Different perspectives and risk tolerances between credit union practitioners and credit union examiners mean that both groups take different approaches to analysis and policy. Generally speaking, examiners seek practices that minimize IRR as much as possible and may ask for analysis and policies that credit unions consider unrealistic. Credit unions seek to understand and mitigate IRR but do not always agree with the demands imposed by examiners. This research seeks to balance the priorities of both by placing ALM in historical perspective and outlining the variables that dictate its current practice.

What are the credit union implications?

After reaching record levels in the early 1980s, interest rates then entered a prolonged stretch of declining rates spanning over three decades. There were relatively short periods when short-term rates increased 200 to well over 500 basis points (bps).

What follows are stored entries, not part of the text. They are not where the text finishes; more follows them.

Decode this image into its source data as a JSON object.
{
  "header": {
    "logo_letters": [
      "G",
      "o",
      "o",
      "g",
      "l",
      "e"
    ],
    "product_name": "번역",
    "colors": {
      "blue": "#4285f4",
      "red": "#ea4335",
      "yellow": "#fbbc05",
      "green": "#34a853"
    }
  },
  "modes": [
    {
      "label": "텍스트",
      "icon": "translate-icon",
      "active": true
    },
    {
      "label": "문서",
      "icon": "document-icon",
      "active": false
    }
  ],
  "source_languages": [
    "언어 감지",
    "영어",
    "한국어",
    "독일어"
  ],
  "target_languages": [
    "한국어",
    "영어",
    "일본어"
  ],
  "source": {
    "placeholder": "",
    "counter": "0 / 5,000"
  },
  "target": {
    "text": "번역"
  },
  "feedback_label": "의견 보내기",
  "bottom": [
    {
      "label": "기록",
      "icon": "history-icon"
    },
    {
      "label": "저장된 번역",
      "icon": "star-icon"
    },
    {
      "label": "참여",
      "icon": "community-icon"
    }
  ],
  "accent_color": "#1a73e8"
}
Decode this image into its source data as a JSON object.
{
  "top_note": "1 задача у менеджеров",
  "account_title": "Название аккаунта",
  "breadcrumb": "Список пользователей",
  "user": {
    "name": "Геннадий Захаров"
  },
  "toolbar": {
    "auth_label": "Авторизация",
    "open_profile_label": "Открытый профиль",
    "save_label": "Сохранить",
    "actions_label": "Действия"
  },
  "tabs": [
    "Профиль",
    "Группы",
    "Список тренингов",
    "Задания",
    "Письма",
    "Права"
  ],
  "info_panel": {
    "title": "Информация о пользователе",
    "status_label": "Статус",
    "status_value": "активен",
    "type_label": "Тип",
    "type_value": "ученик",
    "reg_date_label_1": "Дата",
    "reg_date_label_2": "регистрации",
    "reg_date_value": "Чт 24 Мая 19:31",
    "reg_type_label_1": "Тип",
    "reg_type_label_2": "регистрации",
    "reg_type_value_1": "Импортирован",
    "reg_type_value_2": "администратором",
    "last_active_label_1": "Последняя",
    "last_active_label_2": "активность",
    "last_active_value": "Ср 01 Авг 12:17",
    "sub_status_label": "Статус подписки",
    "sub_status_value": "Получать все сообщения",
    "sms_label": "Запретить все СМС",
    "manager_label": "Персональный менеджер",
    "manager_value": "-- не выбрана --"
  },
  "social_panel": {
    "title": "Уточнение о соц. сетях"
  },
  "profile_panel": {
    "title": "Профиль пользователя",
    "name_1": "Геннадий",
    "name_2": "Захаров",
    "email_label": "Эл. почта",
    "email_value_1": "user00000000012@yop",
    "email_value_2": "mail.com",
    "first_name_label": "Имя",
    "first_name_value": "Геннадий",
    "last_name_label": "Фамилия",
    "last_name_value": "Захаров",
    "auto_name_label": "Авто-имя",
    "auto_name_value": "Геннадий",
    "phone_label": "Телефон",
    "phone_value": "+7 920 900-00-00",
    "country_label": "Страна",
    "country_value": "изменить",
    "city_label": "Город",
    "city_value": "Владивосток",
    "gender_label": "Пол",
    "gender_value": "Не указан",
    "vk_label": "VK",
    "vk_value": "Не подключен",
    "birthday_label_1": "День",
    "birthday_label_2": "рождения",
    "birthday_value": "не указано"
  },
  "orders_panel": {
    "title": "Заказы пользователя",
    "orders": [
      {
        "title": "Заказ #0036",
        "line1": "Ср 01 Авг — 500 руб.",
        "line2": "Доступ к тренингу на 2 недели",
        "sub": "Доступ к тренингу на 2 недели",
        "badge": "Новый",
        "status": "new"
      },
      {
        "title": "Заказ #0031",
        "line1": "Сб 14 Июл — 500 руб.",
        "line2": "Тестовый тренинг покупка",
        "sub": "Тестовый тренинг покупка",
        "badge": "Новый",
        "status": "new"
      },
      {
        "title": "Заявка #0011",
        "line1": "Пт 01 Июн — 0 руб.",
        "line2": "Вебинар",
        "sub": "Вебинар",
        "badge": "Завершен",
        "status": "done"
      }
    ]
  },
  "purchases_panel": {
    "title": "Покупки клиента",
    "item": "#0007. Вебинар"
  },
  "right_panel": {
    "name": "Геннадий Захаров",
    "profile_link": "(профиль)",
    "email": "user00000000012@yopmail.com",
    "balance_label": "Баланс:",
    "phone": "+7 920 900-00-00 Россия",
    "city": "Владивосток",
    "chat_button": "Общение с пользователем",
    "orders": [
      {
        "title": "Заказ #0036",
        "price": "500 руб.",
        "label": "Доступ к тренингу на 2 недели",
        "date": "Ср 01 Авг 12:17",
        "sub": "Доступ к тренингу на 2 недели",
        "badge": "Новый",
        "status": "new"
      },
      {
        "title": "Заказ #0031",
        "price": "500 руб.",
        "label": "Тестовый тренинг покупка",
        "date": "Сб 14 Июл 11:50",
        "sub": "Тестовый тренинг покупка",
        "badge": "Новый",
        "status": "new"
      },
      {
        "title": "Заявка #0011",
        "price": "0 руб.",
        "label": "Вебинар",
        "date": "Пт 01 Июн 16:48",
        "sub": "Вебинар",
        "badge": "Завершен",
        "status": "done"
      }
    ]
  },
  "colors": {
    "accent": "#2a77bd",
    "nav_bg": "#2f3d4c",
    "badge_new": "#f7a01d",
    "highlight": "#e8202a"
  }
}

However, with the exception of those occurring in the early 1980s, these increases were not sustained. The resulting income pressure due to the high levels of IRR was short-lived, and relief was quickly forthcoming as rates declined. Thus, credit unions did not feel the full and potentially devastating effects of these episodes. This means that despite a much better understanding of IRR and more powerful analytical tools, financial institutions have not been tested in a prolonged period of rapidly rising interest rates that have been sustained at a high level.

Three near-term possibilities will test credit unions’ collective IRR: (1) a return to a more “normal” level of interest rates when the Fed ends its ultra-low interest rate policy, (2) a stronger economy and lower levels of unemployment and underemployment, and (3) increased inflation or inflationary expectations.

The key takeaway is the need for effective IRR management and build-ing in a margin of safety in the ALM modeling process. To paraphrase a long- standing caveat in the investment community, past performance (in managing IRR) is not a guarantee of future performance.